On Global Encryption Day (21 October), Edward Snowden, the whistleblower behind the NSA surveillance revelations, defined encryption as a matter of life and death. A day earlier, a coalition of EU lawmakers voiced concerns that an upcoming legislative proposal could open the door to mass surveillance.
The Global Encryption Day is an initiative by civil society and technology companies to advocate for strong encryption. Encrypted messaging services enable secured communication that would not be readable if intercepted.
For this reason, encrypted communications have been accused by law enforcement authorities and governments around the globe of enabling criminal activities and terrorist networks. Public authorities have therefore requested special access, a backdoor that security experts fear might be exploited for other purposes than legitimate law enforcement.
“If you weaken encryption, people will die. This year alone, after the fall of the government of Afghanistan, we saw how crucial encryption is in keeping ordinary people safe,” Snowden said during the Global Coalition Day event.
In 2013, Snowden disclosed a number of highly classified documents from the US National Security Agency, revealing a global surveillance programme that involved telecom companies and EU governments. These revelations prompted a global discussion around privacy, which in Europe resulted in shaping GDPR as a solid legal framework.
“It would have been impossible for me to whistleblow without encryption. My first messages to journalists were made with encryption and without secure end-to-end encryption it is impossible to see how brave investigative journalism could happen at all,” the former NSA employee added.
The Global Encryption Coalition made a public call to ‘Make the Switch’, offering encryption as a way to prevent power abuses and defend marginalised groups, victims of political persecution and professional categories that deal with sensitive information such as journalists and lawyers.
“Protecting strong encryption is essential for protecting the human rights of millions of people around the world. Everyone has the right to privacy and security – that can only be maintained with secure end-to-end encryption,” said Jimmy Wales, founder of Wikipedia.
Child sexual abuse material
The power struggle around encrypted services has taken centre stage in the policy initiatives to fight child sexual abuse online. In April, the EU adopted a temporary measure that enables service providers to scan private messages in search of child pornography, known as ePrivacy derogation.
The Commission is due to present a long-term measure on 1 December, which privacy advocates fear would put in place automatic monitoring mechanisms to detect child sexual exploitation abuse materials in online services.

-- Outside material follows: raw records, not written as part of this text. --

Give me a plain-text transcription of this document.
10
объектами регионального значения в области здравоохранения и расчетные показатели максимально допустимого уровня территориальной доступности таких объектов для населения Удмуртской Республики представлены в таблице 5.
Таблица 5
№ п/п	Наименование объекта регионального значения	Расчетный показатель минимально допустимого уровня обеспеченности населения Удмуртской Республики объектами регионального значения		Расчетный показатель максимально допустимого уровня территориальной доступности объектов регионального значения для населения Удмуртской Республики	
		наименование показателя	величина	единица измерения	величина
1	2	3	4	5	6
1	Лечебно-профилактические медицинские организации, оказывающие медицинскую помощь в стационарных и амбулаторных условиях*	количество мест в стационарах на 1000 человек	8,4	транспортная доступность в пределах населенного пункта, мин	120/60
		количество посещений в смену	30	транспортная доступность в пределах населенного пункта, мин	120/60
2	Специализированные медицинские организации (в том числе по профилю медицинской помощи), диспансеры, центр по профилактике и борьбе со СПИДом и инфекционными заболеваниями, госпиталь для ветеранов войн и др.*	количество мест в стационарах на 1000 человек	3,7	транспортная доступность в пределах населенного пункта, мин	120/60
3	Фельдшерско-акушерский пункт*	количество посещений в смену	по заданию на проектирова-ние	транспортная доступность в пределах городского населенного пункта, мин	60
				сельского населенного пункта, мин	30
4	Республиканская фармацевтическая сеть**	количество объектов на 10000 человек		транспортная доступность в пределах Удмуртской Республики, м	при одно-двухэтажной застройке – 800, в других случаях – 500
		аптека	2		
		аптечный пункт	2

On Wednesday (20 October), a cross-party coalition of 20 MEPs sent an open letter to leading Commission officials voicing their concerns over what would open the door, in their view, to mass surveillance.
“Indiscriminately and generally monitoring everybody‘s online activities “just in case” causes devastating collateral damage,” the letter reads.
For the lawmakers, the measures would go against the fundamental right to confidential communications, and would not stand judicial review as it “neither necessary nor proportionate, as clarified by the CJEU [Court of Justice of the European Union] in the “Schrems I” judgment in 2015.”
Schrems I was a landmark judicial ruling that in 2015 brought down the EU agreement for data transfers to the United States, precisely following Snowden’s revelations on the capacity of US security agencies to harvest private information.
The MEPs point to similar practices in authoritarian states, singling out China as the example not to follow. The outsourcing of law enforcement activities to private operators is also seen as problematic, as it removes the independence safeguards and institutional oversight from criminal investigations.
The letter also refers to a legal assessment of the German Bundestag on the CJEU ruling concerning automated analyses of communications data. The legal opinion notes that “the CJEU only deems automated analysis justifiable under EU law when it is used for limited periods of time, in specific situations when there is a particularly considerable and imminent threat.”
The EU lawmakers stressed that the public outcry that hit Apple following the announcement it intended to scan personal photos for child sexual abuse materials would be replicated if the EU executive attempted to normalise monitoring of encrypted services.